PDA

Zobacz pełną wersję : baterie w battery Grip



Voytas
07-02-2005, 22:36
mam takie pytanko do posiadaczy battery grip.
czy baterie umieszcze ne w gripie zużywane są równomiernie czy moze najpierw jedna potem druga?

pzdr

Jurek Plieth
07-02-2005, 22:46
czy baterie umieszcze ne w gripie zużywane są równomiernie czy moze najpierw jedna potem druga?
Wszystko na to wskazuje, że równomiernie. I równo 'padają' w związku z czym zawsze bardziej opłaca się korzystać z jednej baterii, a drugą mieć w zapasie.

Vitez
08-02-2005, 21:01
I równo 'padają' w związku z czym zawsze bardziej opłaca się korzystać z jednej baterii, a drugą mieć w zapasie.

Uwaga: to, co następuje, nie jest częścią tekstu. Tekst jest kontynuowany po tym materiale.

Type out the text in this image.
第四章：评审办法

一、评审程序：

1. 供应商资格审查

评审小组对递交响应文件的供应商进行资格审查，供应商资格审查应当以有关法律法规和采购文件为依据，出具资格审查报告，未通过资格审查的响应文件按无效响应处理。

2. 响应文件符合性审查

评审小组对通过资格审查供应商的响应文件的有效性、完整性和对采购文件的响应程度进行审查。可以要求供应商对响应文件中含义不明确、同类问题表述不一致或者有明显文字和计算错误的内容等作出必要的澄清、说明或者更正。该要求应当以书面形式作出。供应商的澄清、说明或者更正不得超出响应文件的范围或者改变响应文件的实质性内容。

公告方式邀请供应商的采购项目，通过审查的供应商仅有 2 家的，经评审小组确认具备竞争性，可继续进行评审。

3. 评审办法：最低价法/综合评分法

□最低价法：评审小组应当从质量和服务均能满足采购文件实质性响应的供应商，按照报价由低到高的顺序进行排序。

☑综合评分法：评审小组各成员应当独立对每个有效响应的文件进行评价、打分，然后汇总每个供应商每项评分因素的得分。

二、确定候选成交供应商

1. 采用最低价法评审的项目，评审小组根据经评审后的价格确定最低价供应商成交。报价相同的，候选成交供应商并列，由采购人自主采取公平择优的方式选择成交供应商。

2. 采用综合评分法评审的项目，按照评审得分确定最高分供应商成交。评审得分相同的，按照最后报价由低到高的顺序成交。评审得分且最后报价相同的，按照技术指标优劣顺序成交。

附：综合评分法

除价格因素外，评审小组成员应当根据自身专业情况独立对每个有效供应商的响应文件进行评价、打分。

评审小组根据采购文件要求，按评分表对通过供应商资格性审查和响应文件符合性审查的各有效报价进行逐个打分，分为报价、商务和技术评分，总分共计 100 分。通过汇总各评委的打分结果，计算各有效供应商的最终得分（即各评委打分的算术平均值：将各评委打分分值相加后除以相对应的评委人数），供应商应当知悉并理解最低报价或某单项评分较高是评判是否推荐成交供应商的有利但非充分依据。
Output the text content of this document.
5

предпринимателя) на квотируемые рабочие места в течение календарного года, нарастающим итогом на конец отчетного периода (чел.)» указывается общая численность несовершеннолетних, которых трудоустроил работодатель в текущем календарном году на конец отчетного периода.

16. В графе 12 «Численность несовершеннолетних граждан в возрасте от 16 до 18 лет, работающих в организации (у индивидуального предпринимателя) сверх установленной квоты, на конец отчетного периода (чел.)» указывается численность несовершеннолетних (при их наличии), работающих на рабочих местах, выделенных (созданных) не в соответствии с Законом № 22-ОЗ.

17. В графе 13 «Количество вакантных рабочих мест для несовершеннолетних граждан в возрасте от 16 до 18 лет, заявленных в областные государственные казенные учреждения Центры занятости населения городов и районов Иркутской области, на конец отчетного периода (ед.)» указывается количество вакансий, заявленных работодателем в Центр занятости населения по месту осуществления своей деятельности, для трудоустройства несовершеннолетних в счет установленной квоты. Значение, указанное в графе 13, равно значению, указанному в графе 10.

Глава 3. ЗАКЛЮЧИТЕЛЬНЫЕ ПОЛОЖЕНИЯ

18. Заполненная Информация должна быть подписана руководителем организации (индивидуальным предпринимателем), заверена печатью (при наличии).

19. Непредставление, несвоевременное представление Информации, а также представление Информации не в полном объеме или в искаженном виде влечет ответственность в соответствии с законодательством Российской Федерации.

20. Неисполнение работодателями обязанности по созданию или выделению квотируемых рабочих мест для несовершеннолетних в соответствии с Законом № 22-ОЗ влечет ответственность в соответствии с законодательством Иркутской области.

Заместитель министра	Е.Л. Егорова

Jak rowniez jedna bateria wystarcza na ok 400 zdjec a dwie w gripie na ponad 1000 jakims cudem ;) (nie chce mi sie rozpisywac dlaczego - kiedys byl o tym bardzo dobry watek na pl.rec.foto.cyfrowa ) .
Dlatego najbardziej oplaca sie korzystac z dwoch w gripie a kolejne dwie miec w zapasie (tym bardziej ze bardzo dobre zamienniki kosztuja ok 80zl za pare na allegro).

Jurek Plieth
08-02-2005, 21:09
Dlatego najbardziej oplaca sie korzystac z dwoch w gripie a kolejne dwie miec w zapasie (tym bardziej ze bardzo dobre zamienniki kosztuja ok 80zl za pare na allegro).
A jeszcze bardziej mieć kilka gripów i pełen plecak baterii :twisted:

Vitez
08-02-2005, 22:20
A jeszcze bardziej mieć kilka gripów i pełen plecak baterii :twisted:

Grip sie zbyt dlugo odkreca i zmienia :roll: . Starczy pelen plecak baterii :P

krwisty
08-02-2005, 23:06
A gdzie te wszystkie zdjecia zapisywac? ;-) (tak, tak wiem, databanki itd, to tylko zart...)

Jurek Plieth
08-02-2005, 23:26
Grip sie zbyt dlugo odkreca i zmienia :roll: . Starczy pelen plecak baterii :P
Tak myślałem :mrgreen:
Zrób taką próbę - włóż do gripa jedną baterię naładowaną w 100%, a drugą prawie całkowicie rozładowaną. Co pokaże wskaźnik baterii w aparacie?

maku
09-02-2005, 02:10
Jeśli myślisz o włożeniu dwóch takich na raz to jest już wbrew wszelkim regułom.
Z tego co zdążyłem się zorientować do tej pory to nigdy nie należy „mieszać” w ten sposób źródeł. Zawsze prowadzi to do szybszego wyczerpania takiego zestawu.

Jurek Plieth
09-02-2005, 10:00
Jeśli myślisz o włożeniu dwóch takich na raz to jest już wbrew wszelkim regułom.
Z tego co zdążyłem się zorientować do tej pory to nigdy nie należy „mieszać” w ten sposób źródeł. Zawsze prowadzi to do szybszego wyczerpania takiego zestawu.
Teoria sobie, a życie sobie. Przy większych ilościach baterii zawsze trafi się egzemplarz gorszy, czy bardziej zużyty niż inne.

Vitez
09-02-2005, 22:12
Zrób taką próbę - włóż do gripa jedną baterię naładowaną w 100%, a drugą prawie całkowicie rozładowaną. Co pokaże wskaźnik baterii w aparacie?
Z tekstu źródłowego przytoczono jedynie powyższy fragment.